A situação mudou em 2010, quando Piñera foi eleito presidente. Ele levou para o
governo os herdeiros da ditadura de Pinochet, expondo os mecanismos de acumulação
e mercantilização antes ocultos sob um verniz progressista. No ano seguinte, protestos
liderados por movimentos sociais independentes dos partidos políticos da transição
eclodiram em todo o país, coincidindo com mobilizações em outras partes do mundo,
como a Primavera Árabe e o Occupy Wall Street.

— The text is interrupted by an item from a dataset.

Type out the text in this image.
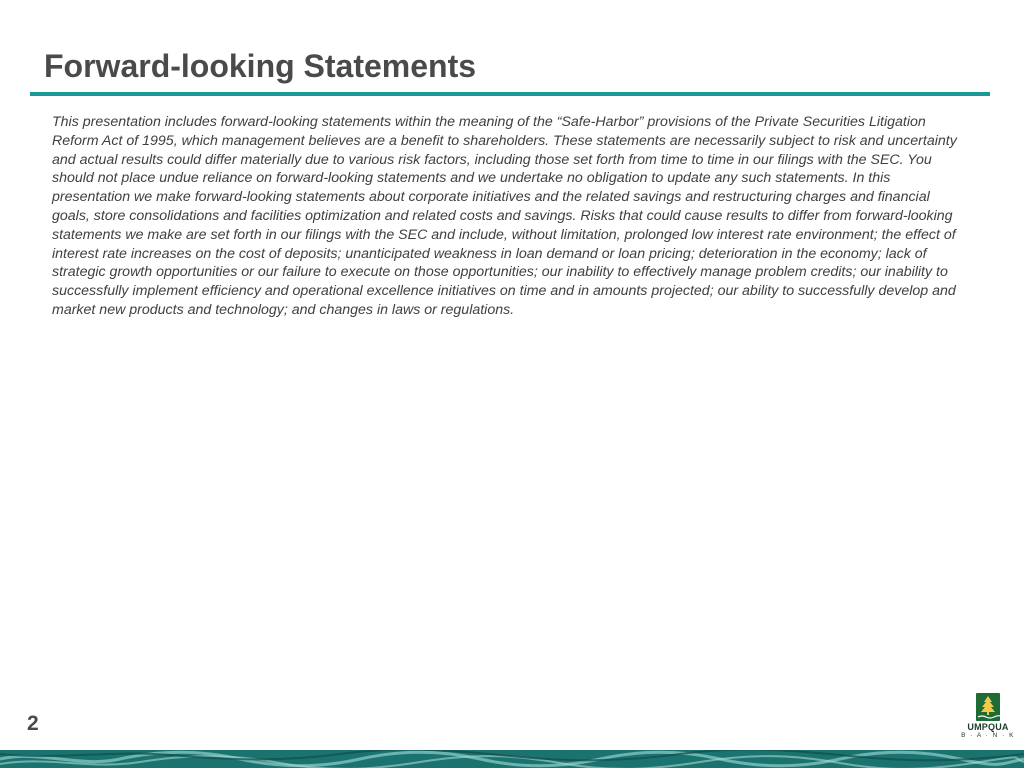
Forward-looking Statements

This presentation includes forward-looking statements within the meaning of the “Safe-Harbor” provisions of the Private Securities Litigation Reform Act of 1995, which management believes are a benefit to shareholders. These statements are necessarily subject to risk and uncertainty and actual results could differ materially due to various risk factors, including those set forth from time to time in our filings with the SEC. You should not place undue reliance on forward-looking statements and we undertake no obligation to update any such statements. In this presentation we make forward-looking statements about corporate initiatives and the related savings and restructuring charges and financial goals, store consolidations and facilities optimization and related costs and savings. Risks that could cause results to differ from forward-looking statements we make are set forth in our filings with the SEC and include, without limitation, prolonged low interest rate environment; the effect of interest rate increases on the cost of deposits; unanticipated weakness in loan demand or loan pricing; deterioration in the economy; lack of strategic growth opportunities or our failure to execute on those opportunities; our inability to effectively manage problem credits; our inability to successfully implement efficiency and operational excellence initiatives on time and in amounts projected; our ability to successfully develop and market new products and technology; and changes in laws or regulations.

2	UMPQUA
B · A · N · K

Movimentos ambientais começaram a se mobilizar contra o modelo econômico
extrativista e a destruição da natureza. E o que mais chamou a atenção: universitários
foram às ruas mais uma vez para protestar contra a segregação de classes produzida
pelas altas mensalidades cobradas pelas faculdades particulares e públicas, que
geravam onerosos endividamentos, geridos por bancos privados. Para a geração
seguinte de líderes políticos, forjada por esses protestos, da qual Boric faz parte, estava
claro que os fracassos do sistema educacional eram parte de um problema mais amplo
relacionado aos limites e às inconsistências da transição democrática.

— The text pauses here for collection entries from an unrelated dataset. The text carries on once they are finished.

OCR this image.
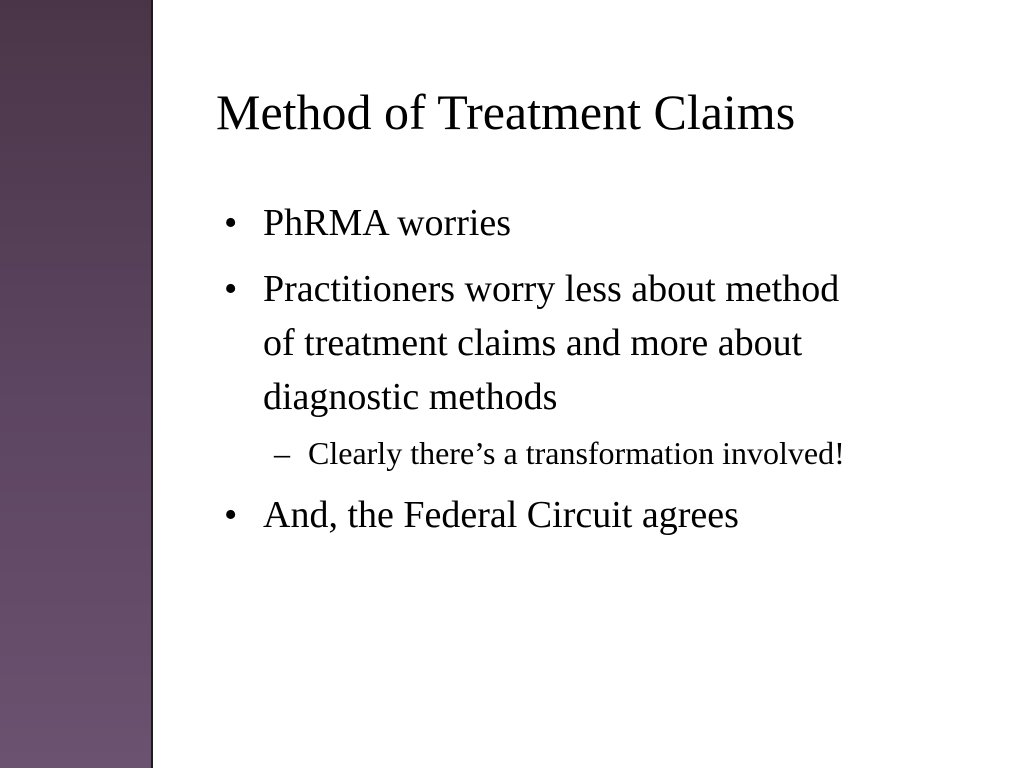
Method of Treatment Claims
• PhRMA worries
• Practitioners worry less about method of treatment claims and more about diagnostic methods
– Clearly there’s a transformation involved!
• And, the Federal Circuit agrees
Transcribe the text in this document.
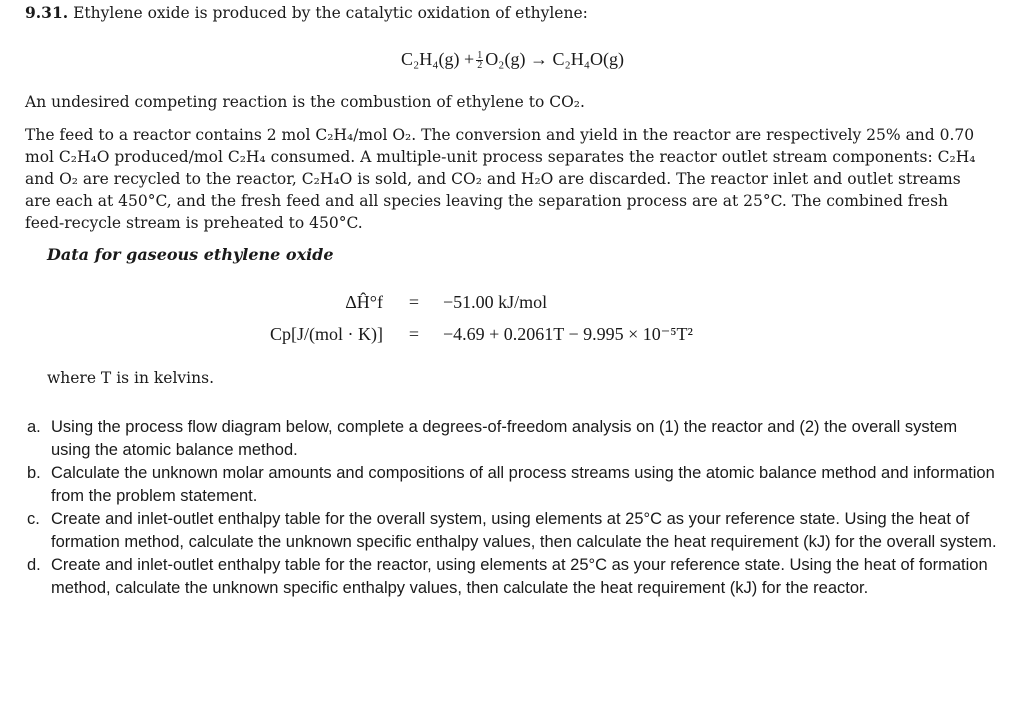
9.31. Ethylene oxide is produced by the catalytic oxidation of ethylene:
$C_2H_4(g) + \frac{1}{2} O_2(g) \to C_2H_4O(g)$
An undesired competing reaction is the combustion of ethylene to CO₂.
The feed to a reactor contains 2 mol C₂H₄/mol O₂. The conversion and yield in the reactor are respectively 25% and 0.70 mol C₂H₄O produced/mol C₂H₄ consumed. A multiple-unit process separates the reactor outlet stream components: C₂H₄ and O₂ are recycled to the reactor, C₂H₄O is sold, and CO₂ and H₂O are discarded. The reactor inlet and outlet streams are each at 450°C, and the fresh feed and all species leaving the separation process are at 25°C. The combined fresh feed-recycle stream is preheated to 450°C.
Data for gaseous ethylene oxide
ΔĤ°f	=	−51.00 kJ/mol
Cp[J/(mol · K)]	=	−4.69 + 0.2061T − 9.995 × 10⁻⁵T²
where T is in kelvins.
a. Using the process flow diagram below, complete a degrees-of-freedom analysis on (1) the reactor and (2) the overall system using the atomic balance method.
b. Calculate the unknown molar amounts and compositions of all process streams using the atomic balance method and information from the problem statement.
c. Create and inlet-outlet enthalpy table for the overall system, using elements at 25°C as your reference state. Using the heat of formation method, calculate the unknown specific enthalpy values, then calculate the heat requirement (kJ) for the overall system.
d. Create and inlet-outlet enthalpy table for the reactor, using elements at 25°C as your reference state. Using the heat of formation method, calculate the unknown specific enthalpy values, then calculate the heat requirement (kJ) for the reactor.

A Concertación – rebatizada como Nueva Mayoría, com a inclusão do PCCH e outros
partidos de esquerda na coalização – teve uma última oportunidade de responder de
modo significativo aos protestos estudantis quando, mais uma vez, derrotou a direita
nas eleições presidenciais de 2013. Michelle Bachelet (do Partido Socialista), que já
tinha ocupado a Presidência entre 2006 e 2010, voltou ao poder com um mandato para
fazer reformas, incluindo a educação gratuita e a substituição do sistema
previdenciário.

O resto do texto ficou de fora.